平成26年に敦賀まで接続で完成する舞鶴若狭自動車道は、小浜、若狭など一部の観光地への観光客の集中、敦賀素通り、逆に神戸や大阪などに買い物に出かけるストロー現象と、地域のメリットは便利さだけで、地域経済には、逆効果になる可能性もある。

そのころ、高速道路は無料かどうか、別にしても、ドライバーが敦賀南部インターなど寄り道する仕掛けづくりなど、知恵をめぐらす必要があると思う。南部インターについては調査、検討中で、概要、詳細はまだ知らされていないが、パーキングとスマートインターの組合せによる「道の駅」的な要素を取り入れる仕組みが大事ではないか。また、161号と8号線の交通量を比較すると、161号の交通量は大きく、結節点である愛発小中学校の利活用など、検討の余地はありそうだ。「道の駅」的な発想が、国土交通省の試みとはいえ、意外に地方が拠点で活性化している。

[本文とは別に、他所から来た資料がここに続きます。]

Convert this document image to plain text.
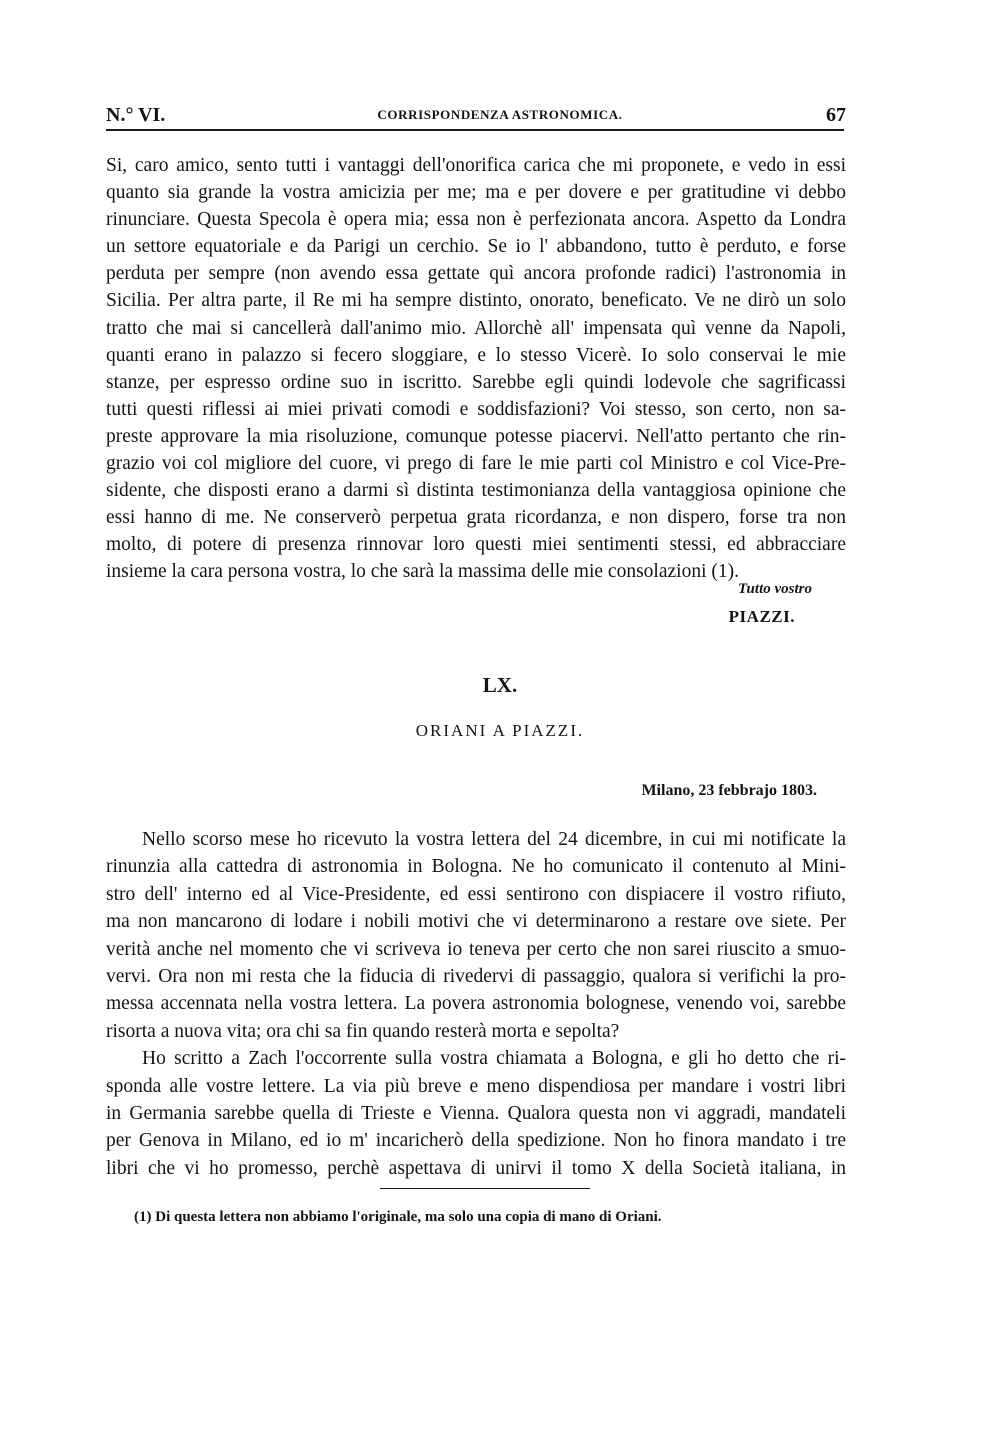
N.° VI.	CORRISPONDENZA ASTRONOMICA.	67
Si, caro amico, sento tutti i vantaggi dell'onorifica carica che mi proponete, e vedo in essi
quanto sia grande la vostra amicizia per me; ma e per dovere e per gratitudine vi debbo
rinunciare. Questa Specola è opera mia; essa non è perfezionata ancora. Aspetto da Londra
un settore equatoriale e da Parigi un cerchio. Se io l' abbandono, tutto è perduto, e forse
perduta per sempre (non avendo essa gettate quì ancora profonde radici) l'astronomia in
Sicilia. Per altra parte, il Re mi ha sempre distinto, onorato, beneficato. Ve ne dirò un solo
tratto che mai si cancellerà dall'animo mio. Allorchè all' impensata quì venne da Napoli,
quanti erano in palazzo si fecero sloggiare, e lo stesso Vicerè. Io solo conservai le mie
stanze, per espresso ordine suo in iscritto. Sarebbe egli quindi lodevole che sagrificassi
tutti questi riflessi ai miei privati comodi e soddisfazioni? Voi stesso, son certo, non sa-
preste approvare la mia risoluzione, comunque potesse piacervi. Nell'atto pertanto che rin-
grazio voi col migliore del cuore, vi prego di fare le mie parti col Ministro e col Vice-Pre-
sidente, che disposti erano a darmi sì distinta testimonianza della vantaggiosa opinione che
essi hanno di me. Ne conserverò perpetua grata ricordanza, e non dispero, forse tra non
molto, di potere di presenza rinnovar loro questi miei sentimenti stessi, ed abbracciare
insieme la cara persona vostra, lo che sarà la massima delle mie consolazioni (1).
Tutto vostro
PIAZZI.
LX.
ORIANI A PIAZZI.
Milano, 23 febbrajo 1803.
Nello scorso mese ho ricevuto la vostra lettera del 24 dicembre, in cui mi notificate la
rinunzia alla cattedra di astronomia in Bologna. Ne ho comunicato il contenuto al Mini-
stro dell' interno ed al Vice-Presidente, ed essi sentirono con dispiacere il vostro rifiuto,
ma non mancarono di lodare i nobili motivi che vi determinarono a restare ove siete. Per
verità anche nel momento che vi scriveva io teneva per certo che non sarei riuscito a smuo-
vervi. Ora non mi resta che la fiducia di rivedervi di passaggio, qualora si verifichi la pro-
messa accennata nella vostra lettera. La povera astronomia bolognese, venendo voi, sarebbe
risorta a nuova vita; ora chi sa fin quando resterà morta e sepolta?
Ho scritto a Zach l'occorrente sulla vostra chiamata a Bologna, e gli ho detto che ri-
sponda alle vostre lettere. La via più breve e meno dispendiosa per mandare i vostri libri
in Germania sarebbe quella di Trieste e Vienna. Qualora questa non vi aggradi, mandateli
per Genova in Milano, ed io m' incaricherò della spedizione. Non ho finora mandato i tre
libri che vi ho promesso, perchè aspettava di unirvi il tomo X della Società italiana, in
(1) Di questa lettera non abbiamo l'originale, ma solo una copia di mano di Oriani.
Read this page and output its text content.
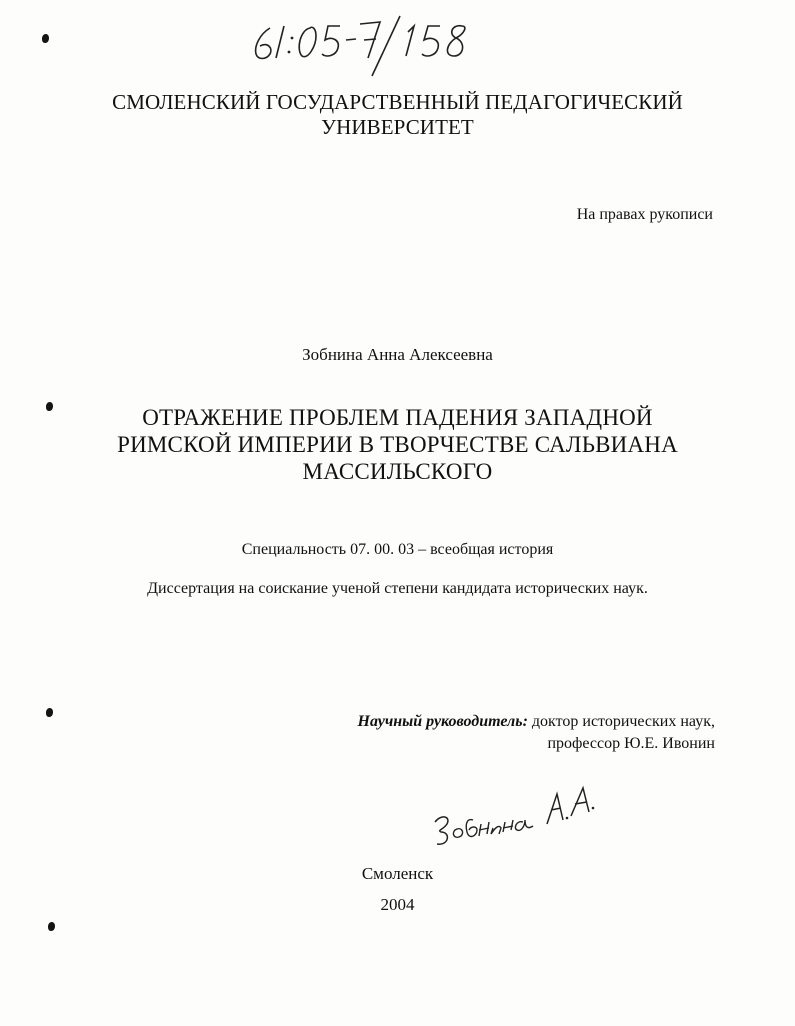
СМОЛЕНСКИЙ ГОСУДАРСТВЕННЫЙ ПЕДАГОГИЧЕСКИЙ
УНИВЕРСИТЕТ
На правах рукописи
Зобнина Анна Алексеевна
ОТРАЖЕНИЕ ПРОБЛЕМ ПАДЕНИЯ ЗАПАДНОЙ
РИМСКОЙ ИМПЕРИИ В ТВОРЧЕСТВЕ САЛЬВИАНА
МАССИЛЬСКОГО
Специальность 07. 00. 03 – всеобщая история
Диссертация на соискание ученой степени кандидата исторических наук.
Научный руководитель: доктор исторических наук,
профессор Ю.Е. Ивонин
Смоленск
2004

JR直流化、北陸新幹線と鉄道には関心が強いが、自動車で訪れる人を受け止めることへの関心は少なかったように思う。中心市街地活性化計画の相生、蓬莱の開発で駐車場は二の次、三の次だ。交流都市「敦賀」を訪れる観光客の6,7割が車を利用し、発電所など、仕事で訪れる作業員の大半は車で敦賀を訪れている。フェリーも当然、車での移動だ。いくら低炭素社会と言っても、車社会が当分続くことのには、変わりがない。

車と街の変遷はこれまで顕著だった。フェリーの旧港から新港への移動は、敦賀の街の賑わい関係している。8号バイパス完成は、8号線の東浦にある各店の賑わいを奪い閉店にまで追い込んでいる。バイパスや高速道路は、便利さや安全を提供するが、本町など中心市街地の賑わいを奪った。道路が人の流れを変え、街を変えてきた。車を止め、それが雇用や活性化につながる。

今日は、14年ぶりにもんじゅの制御棒が抜かれる。原子力発電所は、現在、敦賀の基盤産業となった。建設業など広がりは見せたが、製造業などへの広がりは今一つだ。人口減少も始まった。冒頭の中江藤樹ではないが、庶民感覚で、道徳観をもった商魂たくましさで、雇用の広がりを考えながら、住みよい街にするためにも、道の変遷に敏感に、それも利用できる工夫を持ちたい。